I think that Obama isn't as macho as JFK, but he's still a guy, and I was immediately turned off by his selection of Chicago underboss Emmanuel as chief of staff. Now he's surrounded by other NeoCon, militarist, ultra-rich imperialists who want to keep the booty flowing to the multinationals and civilian contractors, and of course, to Wall Street, Big Ag, Big Oil, Big Insurance, Big This-and-That. Even Atty Gen Holder, a fine legalist, is dragging his feet on prosecution of the top torturers. Habeas Corpus has not been restored, and the reason seems to be that both parties prefer to have an emperor instead of a Constitutional president. That disgusts me, and it's why we need a new party.

Jenny Hanniver said...

Part 3: Why were so many of my Vietnam and Iraq/Afghanistan peace-vet friends suspicious of Obama from the start? I campaigned for him. Many other veterans refused to, and a lot of them voted for McKinney, whom I admire but who was no challenge to McCain. It's because the combat soldiers and marines didn't live in fear of death for a mere few days as I did--but for months and years. They don't trust any so-called "Centrist" Democrat's (or any Republican's) rhetoric and promises--except for the bad ones, like Obama's misbegotten promise to send more troops to Afghanistan. There are "I told you so" blogsites all over the net with angry veteran input. The peace veteran groups began with good-will dependent on action from the White House, but IVAW is disillusioned. (See http://www.ivaw.org/membersspeak/veterans-oppose-troop-increase-afghanistan), VFP has given up support (see http://www.veteransforpeace.org/Letter_to_obama_afghanistan_increase.vp.html), VVAW is publishing criticisms (see http://www.vvaw.org/commentary/?id=1270), although not protesting as actively as I would prefer. Even the moderate, non-Left Veterans for Common Sense has given up and is critical. (See http://www.veteransforcommonsense.org/index.php/home.) I held off judging the issue of Afghanistan, hoping Obama would choose a wiser course, but he didn't. The troop buildup, at a time of intense poverty, unemployment, overwhelmed military and veterans healthcare, a failed national healthcare reform and deep debt at home, couldn't have been more unwise. The Nobel prize was an irritant too. Almost everyone I know is at least upset at the award and the speech outraged many.

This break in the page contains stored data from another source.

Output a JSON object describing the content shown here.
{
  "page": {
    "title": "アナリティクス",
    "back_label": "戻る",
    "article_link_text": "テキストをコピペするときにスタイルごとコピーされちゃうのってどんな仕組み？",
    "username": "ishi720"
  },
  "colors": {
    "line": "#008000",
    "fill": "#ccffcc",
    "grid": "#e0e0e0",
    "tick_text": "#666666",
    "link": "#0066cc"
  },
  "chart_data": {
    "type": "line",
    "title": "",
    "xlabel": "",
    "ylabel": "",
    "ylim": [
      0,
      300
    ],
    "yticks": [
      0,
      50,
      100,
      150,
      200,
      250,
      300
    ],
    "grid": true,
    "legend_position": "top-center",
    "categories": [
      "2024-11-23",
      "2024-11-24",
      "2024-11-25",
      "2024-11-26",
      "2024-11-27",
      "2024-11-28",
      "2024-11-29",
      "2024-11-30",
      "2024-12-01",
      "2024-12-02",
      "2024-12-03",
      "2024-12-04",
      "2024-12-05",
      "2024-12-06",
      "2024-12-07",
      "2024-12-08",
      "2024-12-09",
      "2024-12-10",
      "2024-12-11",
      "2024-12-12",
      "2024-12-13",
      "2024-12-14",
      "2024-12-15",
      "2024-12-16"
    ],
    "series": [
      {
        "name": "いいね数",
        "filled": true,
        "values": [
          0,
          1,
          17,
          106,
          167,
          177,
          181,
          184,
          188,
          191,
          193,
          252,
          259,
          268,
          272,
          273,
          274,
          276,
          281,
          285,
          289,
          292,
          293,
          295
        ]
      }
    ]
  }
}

What worries me most is the disillusion of all those eager, idealistic young people who turned out in record numbers in 2008--for "hope" that's faded. They didn't vote this year, and unless Obama fires his blind, deaf and dumb handlers they won't come out in 2010 either, except for candidates supported by the resurgent SDS, or perhaps for Rightist Libertarians. A whole generation may be lost to the Democrats, who could have retained them by walking the walk, not just talking the talk. The Right's resurgence may fizzle, but it has weapons, wealth and fanatics, and major wins could entrench it as a Hitlerian, totalitarian permanence. If our country turns hopelessly defunct as a democracy 90% of it will be Bush's doing, but Obama will get the public blame. Obama, I am sure, is a moral, intelligent, and well-meaning man, as were other Democrats who kept slogging through our dreadful "American century" foreign policy, drowning ever deeper in the Big Muddy. Without outspoken leadership from a brave president--a prospect fading fast--I see no possibility of a turnaround unless we choose to entirely withdraw from both political parties and form another.